We have analysed the factors affecting SRAM cell stability such as the variations of the process

parameters, and operating voltage variations. The proposed differential 8T and read decoupled 10T use broken feedback technique to mitigate the problems (read disturb, write failure and half select) which conventional 6T cell has. We have shown the effect of using separate write and read circuits and, because of it, the write and read static noise margins are increased significantly. To save area we have used minimum sized devices when possible.

Future scope and applications of the proposed SRAMs can potentially be in low/ultra-low voltage and medium frequency operation such as Biomedical Implants, Wireless Sensing, Mobile, Multimedia Gadgets, Neural signal processor, Low voltage cache operation etc. With the reduction in energy/power consumption and improvement in reliability, we hope that the proposed SRAM systems can be employed as embedded SRAM and would open the possibility of many new architectural options. Moreover, highly energy-constrained applications will also benefit from these memory-rich processor architectures. However, considering new techniques to overcome reliability issues have been limited solely to single device level or circuit level. However, as CMOS scaling continues, we believe there is a need for a new design paradigm device/circuit co-design methodology leading to properly optimized circuits and systems considering new device innovations.

The capacity of the 1kb SRAM array designed in this thesis is not enough for all digital systems, especially for some signal processing or data collection systems. Therefore, the design of sub-threshold SRAM macro with larger memory capacity is also an interesting work.
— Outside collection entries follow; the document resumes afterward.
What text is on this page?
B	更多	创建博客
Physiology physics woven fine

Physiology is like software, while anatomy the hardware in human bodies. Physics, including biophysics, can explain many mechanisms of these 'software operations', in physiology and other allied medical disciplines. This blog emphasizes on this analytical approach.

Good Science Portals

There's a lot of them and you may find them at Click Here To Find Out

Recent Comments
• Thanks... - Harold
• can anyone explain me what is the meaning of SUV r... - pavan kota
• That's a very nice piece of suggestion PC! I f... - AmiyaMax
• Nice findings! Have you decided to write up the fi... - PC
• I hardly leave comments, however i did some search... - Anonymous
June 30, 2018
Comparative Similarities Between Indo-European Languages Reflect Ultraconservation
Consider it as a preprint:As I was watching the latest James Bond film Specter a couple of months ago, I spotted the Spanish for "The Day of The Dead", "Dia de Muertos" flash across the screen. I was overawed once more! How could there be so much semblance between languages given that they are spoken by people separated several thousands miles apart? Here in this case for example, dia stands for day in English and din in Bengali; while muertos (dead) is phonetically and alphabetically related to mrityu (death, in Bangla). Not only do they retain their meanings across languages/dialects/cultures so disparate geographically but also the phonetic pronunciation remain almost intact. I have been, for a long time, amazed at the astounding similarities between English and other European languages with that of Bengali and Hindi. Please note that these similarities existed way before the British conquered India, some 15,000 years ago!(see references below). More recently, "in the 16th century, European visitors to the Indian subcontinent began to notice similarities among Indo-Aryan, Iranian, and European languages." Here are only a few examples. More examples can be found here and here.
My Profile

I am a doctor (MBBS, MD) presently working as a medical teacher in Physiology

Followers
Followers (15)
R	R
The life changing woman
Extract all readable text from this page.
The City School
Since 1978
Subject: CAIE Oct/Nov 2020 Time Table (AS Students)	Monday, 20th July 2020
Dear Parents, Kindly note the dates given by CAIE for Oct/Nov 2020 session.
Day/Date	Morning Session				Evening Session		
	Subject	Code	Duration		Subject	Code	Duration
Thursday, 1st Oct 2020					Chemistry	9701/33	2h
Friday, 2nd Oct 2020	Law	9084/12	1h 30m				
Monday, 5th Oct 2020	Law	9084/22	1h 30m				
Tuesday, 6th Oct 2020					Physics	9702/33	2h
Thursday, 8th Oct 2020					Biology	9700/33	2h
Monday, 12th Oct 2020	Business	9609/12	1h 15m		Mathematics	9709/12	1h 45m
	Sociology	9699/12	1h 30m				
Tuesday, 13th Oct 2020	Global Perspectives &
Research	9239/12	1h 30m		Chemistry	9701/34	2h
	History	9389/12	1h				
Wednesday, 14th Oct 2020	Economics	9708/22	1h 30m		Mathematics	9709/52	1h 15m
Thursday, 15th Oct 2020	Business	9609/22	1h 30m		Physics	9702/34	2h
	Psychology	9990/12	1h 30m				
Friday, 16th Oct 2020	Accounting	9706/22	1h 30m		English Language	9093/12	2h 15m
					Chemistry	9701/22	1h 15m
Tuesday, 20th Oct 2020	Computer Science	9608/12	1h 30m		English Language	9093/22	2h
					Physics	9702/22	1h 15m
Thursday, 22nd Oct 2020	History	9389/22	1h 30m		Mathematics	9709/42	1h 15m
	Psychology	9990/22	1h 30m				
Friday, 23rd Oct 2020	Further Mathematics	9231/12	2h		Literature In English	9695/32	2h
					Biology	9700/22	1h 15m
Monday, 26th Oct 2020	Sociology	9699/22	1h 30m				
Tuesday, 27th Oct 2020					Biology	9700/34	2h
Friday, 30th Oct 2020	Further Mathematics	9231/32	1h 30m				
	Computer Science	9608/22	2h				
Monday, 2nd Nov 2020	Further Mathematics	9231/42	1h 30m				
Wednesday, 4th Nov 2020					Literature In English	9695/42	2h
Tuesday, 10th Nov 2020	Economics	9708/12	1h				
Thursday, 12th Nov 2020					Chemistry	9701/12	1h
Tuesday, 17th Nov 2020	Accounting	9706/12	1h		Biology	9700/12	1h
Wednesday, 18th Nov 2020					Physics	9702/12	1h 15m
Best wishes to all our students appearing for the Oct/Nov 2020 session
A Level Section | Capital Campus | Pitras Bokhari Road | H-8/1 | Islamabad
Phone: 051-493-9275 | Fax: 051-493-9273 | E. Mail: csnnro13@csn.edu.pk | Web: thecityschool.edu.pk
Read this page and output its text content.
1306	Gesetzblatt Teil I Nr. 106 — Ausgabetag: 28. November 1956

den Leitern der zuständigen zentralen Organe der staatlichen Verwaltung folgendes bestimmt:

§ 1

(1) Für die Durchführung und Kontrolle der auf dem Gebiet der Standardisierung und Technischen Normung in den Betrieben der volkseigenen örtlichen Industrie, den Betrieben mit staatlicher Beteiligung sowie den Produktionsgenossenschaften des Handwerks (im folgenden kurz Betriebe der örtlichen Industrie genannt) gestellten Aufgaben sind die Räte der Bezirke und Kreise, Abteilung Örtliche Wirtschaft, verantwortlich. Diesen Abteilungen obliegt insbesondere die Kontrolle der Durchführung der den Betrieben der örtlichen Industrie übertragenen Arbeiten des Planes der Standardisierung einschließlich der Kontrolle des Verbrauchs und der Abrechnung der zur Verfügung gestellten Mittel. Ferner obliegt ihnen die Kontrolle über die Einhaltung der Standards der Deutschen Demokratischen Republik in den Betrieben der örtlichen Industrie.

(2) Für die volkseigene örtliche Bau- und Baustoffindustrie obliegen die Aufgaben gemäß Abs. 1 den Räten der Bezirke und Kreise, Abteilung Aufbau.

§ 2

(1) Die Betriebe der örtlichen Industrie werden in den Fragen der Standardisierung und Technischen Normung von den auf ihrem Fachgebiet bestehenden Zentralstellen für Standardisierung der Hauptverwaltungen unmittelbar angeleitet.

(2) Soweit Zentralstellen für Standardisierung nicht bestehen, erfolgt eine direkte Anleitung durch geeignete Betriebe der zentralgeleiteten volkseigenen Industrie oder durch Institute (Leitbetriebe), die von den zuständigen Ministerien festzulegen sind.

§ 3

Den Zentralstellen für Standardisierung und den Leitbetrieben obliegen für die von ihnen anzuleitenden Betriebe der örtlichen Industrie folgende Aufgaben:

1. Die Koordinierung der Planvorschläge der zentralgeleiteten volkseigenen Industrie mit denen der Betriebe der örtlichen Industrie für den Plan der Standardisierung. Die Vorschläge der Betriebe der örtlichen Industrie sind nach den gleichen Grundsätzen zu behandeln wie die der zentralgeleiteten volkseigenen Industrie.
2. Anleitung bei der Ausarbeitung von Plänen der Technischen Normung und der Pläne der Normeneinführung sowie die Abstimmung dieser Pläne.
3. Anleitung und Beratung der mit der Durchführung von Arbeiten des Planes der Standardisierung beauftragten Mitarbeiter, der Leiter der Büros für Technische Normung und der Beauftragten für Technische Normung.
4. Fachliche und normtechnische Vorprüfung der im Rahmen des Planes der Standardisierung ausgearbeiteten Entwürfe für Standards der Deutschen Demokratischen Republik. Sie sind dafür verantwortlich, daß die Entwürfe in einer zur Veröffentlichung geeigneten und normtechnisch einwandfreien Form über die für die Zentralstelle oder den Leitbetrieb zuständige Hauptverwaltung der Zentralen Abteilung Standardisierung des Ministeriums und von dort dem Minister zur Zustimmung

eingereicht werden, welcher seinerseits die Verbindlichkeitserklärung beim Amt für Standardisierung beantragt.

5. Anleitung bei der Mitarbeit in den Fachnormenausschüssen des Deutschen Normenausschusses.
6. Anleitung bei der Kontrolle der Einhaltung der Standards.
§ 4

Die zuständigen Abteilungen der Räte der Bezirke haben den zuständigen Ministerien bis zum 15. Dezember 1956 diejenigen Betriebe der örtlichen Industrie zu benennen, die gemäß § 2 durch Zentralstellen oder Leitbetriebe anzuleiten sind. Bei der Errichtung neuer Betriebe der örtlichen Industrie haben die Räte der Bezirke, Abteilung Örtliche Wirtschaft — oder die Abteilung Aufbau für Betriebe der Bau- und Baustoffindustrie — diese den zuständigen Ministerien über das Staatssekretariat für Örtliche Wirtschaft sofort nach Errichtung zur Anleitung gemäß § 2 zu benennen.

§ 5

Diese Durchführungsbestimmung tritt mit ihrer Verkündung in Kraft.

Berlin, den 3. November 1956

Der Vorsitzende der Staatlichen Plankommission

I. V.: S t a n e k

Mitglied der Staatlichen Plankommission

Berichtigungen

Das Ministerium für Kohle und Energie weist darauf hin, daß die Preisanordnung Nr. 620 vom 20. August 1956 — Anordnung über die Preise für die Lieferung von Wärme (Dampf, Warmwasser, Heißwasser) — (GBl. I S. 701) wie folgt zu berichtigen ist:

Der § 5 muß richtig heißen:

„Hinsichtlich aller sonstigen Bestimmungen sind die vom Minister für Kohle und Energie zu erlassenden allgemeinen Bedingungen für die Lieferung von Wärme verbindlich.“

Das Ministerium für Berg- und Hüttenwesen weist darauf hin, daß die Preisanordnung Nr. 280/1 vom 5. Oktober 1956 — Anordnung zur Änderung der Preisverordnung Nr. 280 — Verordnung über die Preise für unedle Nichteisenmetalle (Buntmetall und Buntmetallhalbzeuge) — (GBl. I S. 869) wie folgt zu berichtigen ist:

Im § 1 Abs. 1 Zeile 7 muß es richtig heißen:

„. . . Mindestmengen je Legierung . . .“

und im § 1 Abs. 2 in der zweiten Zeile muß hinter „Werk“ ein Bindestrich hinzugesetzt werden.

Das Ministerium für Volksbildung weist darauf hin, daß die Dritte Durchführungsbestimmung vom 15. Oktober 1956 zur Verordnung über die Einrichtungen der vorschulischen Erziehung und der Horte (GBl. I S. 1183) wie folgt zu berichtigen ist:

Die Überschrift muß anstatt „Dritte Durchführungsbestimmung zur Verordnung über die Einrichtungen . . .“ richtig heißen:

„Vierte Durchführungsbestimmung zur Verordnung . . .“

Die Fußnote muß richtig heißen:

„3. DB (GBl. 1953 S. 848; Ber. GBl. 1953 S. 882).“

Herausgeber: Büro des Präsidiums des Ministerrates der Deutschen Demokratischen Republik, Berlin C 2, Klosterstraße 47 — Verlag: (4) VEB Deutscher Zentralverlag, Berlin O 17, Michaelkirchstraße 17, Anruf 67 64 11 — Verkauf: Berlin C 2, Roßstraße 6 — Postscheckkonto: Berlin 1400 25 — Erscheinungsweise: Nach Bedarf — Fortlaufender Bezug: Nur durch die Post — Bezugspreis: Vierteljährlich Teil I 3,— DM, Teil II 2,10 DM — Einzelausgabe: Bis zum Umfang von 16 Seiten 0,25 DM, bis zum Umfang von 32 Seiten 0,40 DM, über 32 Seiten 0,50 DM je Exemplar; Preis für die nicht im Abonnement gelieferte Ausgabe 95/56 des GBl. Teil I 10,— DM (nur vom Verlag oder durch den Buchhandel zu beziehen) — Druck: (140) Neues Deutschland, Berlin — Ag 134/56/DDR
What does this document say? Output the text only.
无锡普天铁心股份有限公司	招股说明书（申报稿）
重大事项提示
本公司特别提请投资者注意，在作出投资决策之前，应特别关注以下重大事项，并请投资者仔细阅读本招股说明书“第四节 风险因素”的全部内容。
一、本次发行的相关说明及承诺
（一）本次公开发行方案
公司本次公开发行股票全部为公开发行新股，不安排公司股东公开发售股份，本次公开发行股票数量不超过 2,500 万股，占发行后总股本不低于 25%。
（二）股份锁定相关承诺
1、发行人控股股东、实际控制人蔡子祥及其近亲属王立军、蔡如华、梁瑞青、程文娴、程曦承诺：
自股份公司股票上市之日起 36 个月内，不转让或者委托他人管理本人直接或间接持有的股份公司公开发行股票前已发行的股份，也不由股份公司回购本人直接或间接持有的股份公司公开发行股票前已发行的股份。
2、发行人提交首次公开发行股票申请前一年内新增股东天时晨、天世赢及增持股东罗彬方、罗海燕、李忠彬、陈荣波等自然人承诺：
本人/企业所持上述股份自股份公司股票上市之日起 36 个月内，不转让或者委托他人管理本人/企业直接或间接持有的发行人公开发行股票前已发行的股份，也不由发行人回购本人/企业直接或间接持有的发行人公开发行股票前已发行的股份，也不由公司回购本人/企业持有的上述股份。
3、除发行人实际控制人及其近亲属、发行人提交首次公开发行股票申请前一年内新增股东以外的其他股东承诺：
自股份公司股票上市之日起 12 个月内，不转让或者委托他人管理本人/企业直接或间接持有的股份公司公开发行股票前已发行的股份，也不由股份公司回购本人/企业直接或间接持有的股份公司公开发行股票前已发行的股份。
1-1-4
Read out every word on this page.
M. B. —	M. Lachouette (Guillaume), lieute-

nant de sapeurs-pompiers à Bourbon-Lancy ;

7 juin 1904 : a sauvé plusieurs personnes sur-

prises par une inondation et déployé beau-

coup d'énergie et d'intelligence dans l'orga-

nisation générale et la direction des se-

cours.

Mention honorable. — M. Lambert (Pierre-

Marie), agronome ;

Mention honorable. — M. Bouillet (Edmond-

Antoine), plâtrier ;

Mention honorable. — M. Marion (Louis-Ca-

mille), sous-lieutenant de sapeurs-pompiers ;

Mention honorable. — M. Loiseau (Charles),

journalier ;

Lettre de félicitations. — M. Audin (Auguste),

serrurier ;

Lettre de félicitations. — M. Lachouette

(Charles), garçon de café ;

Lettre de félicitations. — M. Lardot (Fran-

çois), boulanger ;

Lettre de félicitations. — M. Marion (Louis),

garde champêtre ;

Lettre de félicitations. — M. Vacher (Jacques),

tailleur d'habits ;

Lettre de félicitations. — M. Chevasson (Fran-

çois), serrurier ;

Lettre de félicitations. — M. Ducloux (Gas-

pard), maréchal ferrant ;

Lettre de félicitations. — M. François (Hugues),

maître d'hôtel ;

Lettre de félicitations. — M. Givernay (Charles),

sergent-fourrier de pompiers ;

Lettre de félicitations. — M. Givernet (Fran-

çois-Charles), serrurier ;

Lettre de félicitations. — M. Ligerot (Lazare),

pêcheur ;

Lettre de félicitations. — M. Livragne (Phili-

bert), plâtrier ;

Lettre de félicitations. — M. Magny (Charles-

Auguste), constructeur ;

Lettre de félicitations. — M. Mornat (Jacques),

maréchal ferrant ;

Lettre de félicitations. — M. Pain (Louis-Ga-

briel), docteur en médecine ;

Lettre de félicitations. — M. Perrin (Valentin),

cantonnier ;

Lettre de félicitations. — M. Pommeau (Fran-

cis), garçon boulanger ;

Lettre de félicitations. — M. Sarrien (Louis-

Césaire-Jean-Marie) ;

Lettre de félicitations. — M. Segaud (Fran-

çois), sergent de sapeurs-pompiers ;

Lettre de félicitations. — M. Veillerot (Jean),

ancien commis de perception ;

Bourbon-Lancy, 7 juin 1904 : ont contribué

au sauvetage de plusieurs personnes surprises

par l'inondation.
Although some novel single-ended and differential SRAM designs are proposed, further possibilities exist to find mind breaking ideas for other circuit topologies. Also, asymmetric SRAMs could be useful to improve performance of ultra-low power SRAMs. The SRAM design will be fabricated in the future, and targeted applications of the proposed ultra-low-power SRAM designs are low-power biomedical and space applications. Therefore, the designed sub-threshold SRAM is targeted to be integrated in digital systems which inevitably involve sub-threshold microprocessors. Hence the design and fabrication of a sub-threshold microprocessor is one of the main research topics following sub-threshold SRAM design. Working on new techniques to enable circuits operating at ultra-low supply voltages less than 200mV for biomedical applications is one of the most important goals for future research. Furthermore, due to aggressive transistor scaling, process variation effects are unfortunately increased. As a result digital design in such a low voltage (e.g. 200mV) in the presence of huge process variations (Random dopant fluctuation) is an interesting challenge.

The continuous advancement in technology, the density of embedded SRAM has grown substantially and become the main consumer of power of a system-on-chips (SoC). Therefore the future course of action involves effective reduction of leakage in SRAM with a collaboration of research in device physics and an integrated circuit design methodology.

Achieving new methods to optimize memory arrays is one of the most important challenges in electronic design. Recently presented memory designs such as Spin Torque Transfer RAM (STT-RAM), Phase change etc. shows promising potential to improve the area of memory arrays, speed, and power consumption.